I’m sympathetic at a cellular level to the complaints of the communities who want and need safer places to be together. I’m also still stuck believing that big-world global platforms are never going to provide those kinds of places. And also that we need the big-world layers to connect safer places together. I think the Bluesky crew and the broader AT Proto developer community—and fediverse folks I link to in the piece—are all doing work that is genuinely essential for the survival of open and democratic societies.
I tried to find a place in the Bluesky piece to squeeze in a link to Ben Werdmuller’s great keynote at FediForum earlier this month, but I didn’t manage it. Fortunately, Ben is extremely fast and already wrote a post that connects the dots between his concerns and mine. Maybe it’s because Ben is so close to the news horrors at ProPublica and I am so close to them at Unbreaking that our nervous systems are in similar states, but I’ve never seen a tech talk get that clear that fast about the stakes we’re facing. Do watch it.
We need the open networks to be further along than they are, and the only way we get there is by supporting and encouraging people working hard toward better network futures. One more bit from the Bluesky essay:
It would have been better if the open networking sector had longer to build—just another year or two before Musk’s acquisition of Twitter or before the acceleration of the global authoritarian slide. But the ecosystems we have today offer plentiful ways for people who care about community self-governance to support the work of building out viable systems for high-context governance and connecting them together, by supporting efforts like Blacksky Algorithms and Northsky Social, which are building AT Protocol-based social networking stacks centering Black and 2SLGBTQIA+ communities, Bonfire Networks, which is building next-generation public-interest networking on the Activity Pub protocol, and A New Social, which is building bridges and migration services that connect people and communities across open networks.
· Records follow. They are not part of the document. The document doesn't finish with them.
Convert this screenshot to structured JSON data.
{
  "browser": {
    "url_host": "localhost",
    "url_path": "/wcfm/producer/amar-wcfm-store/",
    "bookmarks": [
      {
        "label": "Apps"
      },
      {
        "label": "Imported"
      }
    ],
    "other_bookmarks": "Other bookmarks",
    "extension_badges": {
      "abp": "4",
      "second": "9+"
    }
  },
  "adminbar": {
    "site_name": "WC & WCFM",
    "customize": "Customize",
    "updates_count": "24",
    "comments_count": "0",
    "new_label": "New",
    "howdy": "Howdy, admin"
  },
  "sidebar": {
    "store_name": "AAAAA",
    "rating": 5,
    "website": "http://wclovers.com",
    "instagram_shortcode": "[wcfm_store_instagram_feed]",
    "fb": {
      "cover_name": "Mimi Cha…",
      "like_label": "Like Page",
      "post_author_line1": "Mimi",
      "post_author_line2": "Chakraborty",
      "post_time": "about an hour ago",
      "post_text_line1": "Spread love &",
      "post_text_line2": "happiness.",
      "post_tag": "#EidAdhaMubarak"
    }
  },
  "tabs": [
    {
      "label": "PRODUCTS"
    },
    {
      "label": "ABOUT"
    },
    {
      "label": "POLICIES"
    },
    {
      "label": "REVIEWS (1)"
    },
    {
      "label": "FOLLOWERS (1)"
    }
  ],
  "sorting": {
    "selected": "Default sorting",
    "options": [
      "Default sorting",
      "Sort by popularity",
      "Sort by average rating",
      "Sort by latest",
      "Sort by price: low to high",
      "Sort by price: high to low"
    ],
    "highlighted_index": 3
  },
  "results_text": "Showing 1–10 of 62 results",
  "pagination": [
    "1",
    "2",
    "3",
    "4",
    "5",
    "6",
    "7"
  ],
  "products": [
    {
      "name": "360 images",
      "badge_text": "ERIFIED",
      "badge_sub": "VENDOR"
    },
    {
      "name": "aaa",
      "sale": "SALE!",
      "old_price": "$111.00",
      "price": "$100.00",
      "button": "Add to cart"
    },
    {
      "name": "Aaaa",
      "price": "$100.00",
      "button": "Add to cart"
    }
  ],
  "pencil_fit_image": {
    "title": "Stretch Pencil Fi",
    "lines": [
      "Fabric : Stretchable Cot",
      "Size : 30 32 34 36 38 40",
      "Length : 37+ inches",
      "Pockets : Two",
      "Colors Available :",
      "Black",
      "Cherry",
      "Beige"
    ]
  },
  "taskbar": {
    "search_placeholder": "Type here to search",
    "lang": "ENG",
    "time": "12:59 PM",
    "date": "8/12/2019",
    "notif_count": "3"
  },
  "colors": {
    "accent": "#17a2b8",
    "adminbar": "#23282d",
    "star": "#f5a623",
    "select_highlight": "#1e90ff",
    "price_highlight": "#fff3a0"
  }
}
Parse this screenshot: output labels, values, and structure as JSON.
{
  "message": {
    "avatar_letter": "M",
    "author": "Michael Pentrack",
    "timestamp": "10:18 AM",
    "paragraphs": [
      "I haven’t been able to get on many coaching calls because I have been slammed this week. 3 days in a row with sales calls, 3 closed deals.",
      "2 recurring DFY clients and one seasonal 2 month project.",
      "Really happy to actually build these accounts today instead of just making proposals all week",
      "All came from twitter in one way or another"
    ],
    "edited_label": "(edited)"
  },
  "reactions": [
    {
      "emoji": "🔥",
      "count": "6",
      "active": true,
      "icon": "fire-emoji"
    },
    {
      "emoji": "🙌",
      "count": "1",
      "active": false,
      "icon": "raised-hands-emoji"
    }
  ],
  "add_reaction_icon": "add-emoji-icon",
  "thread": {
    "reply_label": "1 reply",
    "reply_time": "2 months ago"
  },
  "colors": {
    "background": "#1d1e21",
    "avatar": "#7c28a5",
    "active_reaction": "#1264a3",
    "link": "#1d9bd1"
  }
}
I wish we’d had more time. But this is the world we have, and there’s so much to do.
Today, I helped update our Immigration timeline for Unbreaking; that update goes out tomorrow, and you can sign up for our weekly briefing at the bottom of the page if that’s something you’d like to have.
Thanks & notes
Enormous gratitude to the folks who have thrown in with me here, and especially to the ones who re-upped for another year. In the plainest terms, I could not do any of this thinking or building without your material and spiritual support. Someone I won’t name sent a one-time tip that covered a big chunk of my time right when I needed it last week and I was very tired and it made me cry. Thank you.
The image at the top of this post is a crop of an image NOAA’s digital collections and can still be found online, for now. It’s taken from Thomas Forster’s 1819 Untersuchung über die Wolken und andere Erscheinungen in der Atmosphäre, a study of clouds and other atmospheric phenomena. You can see the plate in its original context at kulterpool on page 313. Cumulonimbus clouds with anvil-shaped tops like the one depicted in the plate are stormclouds that tend to produce extremely gnarly weather.